Cermin pada Mbah Kiai Wahab mengajarkan bahwa piawai dalam berorganisasi itu penting, tapi menopangnya dengan gerak-gerak spiritual akan mengantarkan sukses dan penuh keberkahan dalam berorganisasi. Bukankah, apa yang dilakukannya sampai hari ini masih terasa berkahnya baik bagi NU, GP Ansor hingga bangsa Indonesia. Semakin kita sering berziarah untuk bercermin, akan memantik dapat meneladani model berorganisasi ala Mbah Kiai Wahab Hasbullah, Sang Guru bangsa dari pesantren Tambakberas Jombang.

Kedua, sosok Sultan Hadiwijaya atau Joko Tingkir, putra Kiai Ageng Kebo Kenongo. Ia dikenal sebagai Raja Pajang Pertama, yang diperolehnya bukan karena warisan orang tua melainkan karena prestasi dan kemampuan dalam mengabdi kepada "negara". Sebagai pendekar yang tangguh, ia tidak pernah menggunakan cara-cara picik dalam berkuasa, apalagi membabi buta menghabisi lawan politiknya dengan hanya untuk mewujudkan kepentingan kekuasaan.

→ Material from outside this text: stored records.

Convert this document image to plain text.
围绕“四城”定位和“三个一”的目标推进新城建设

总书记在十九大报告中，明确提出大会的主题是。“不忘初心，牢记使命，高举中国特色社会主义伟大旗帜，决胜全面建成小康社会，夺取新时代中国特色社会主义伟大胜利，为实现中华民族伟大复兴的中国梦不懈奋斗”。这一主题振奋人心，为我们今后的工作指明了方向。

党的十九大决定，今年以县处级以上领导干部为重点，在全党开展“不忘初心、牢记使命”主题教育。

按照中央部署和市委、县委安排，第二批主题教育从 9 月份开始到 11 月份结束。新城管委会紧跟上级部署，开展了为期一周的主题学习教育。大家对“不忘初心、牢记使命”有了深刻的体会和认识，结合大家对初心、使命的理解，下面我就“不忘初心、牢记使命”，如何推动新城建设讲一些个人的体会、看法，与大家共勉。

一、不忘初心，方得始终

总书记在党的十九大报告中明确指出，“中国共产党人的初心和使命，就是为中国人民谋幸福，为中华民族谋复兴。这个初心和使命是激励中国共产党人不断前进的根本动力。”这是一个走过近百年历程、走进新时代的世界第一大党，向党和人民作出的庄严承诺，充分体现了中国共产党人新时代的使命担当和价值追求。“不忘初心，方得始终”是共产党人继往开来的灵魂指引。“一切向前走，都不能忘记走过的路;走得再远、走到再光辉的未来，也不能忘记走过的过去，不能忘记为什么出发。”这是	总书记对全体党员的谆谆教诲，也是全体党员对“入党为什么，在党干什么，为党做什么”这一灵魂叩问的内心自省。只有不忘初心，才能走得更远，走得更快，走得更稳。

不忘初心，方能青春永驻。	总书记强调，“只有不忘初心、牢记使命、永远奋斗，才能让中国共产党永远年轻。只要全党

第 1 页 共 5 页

Etika "Menang tanpa Ngasorake" telah menjadi prinsip Joko Tingkir ketika berkuasa. Padahal kekuasaannya selama tahun 1558-1582 tidak sepi dari intrik-intrik politik yang membahayakan bagi keutuhan bangsa, termasuk mengancam kekuasaannya jatuh. Tapi, ia tetap menampakkan sebagai negarawan dalam berkuasa dengan cara mengajak mereka yang berbeda untuk bersatu memikirkan keutuhan bangsa daripada sekedar kepentingan jangka pendek. 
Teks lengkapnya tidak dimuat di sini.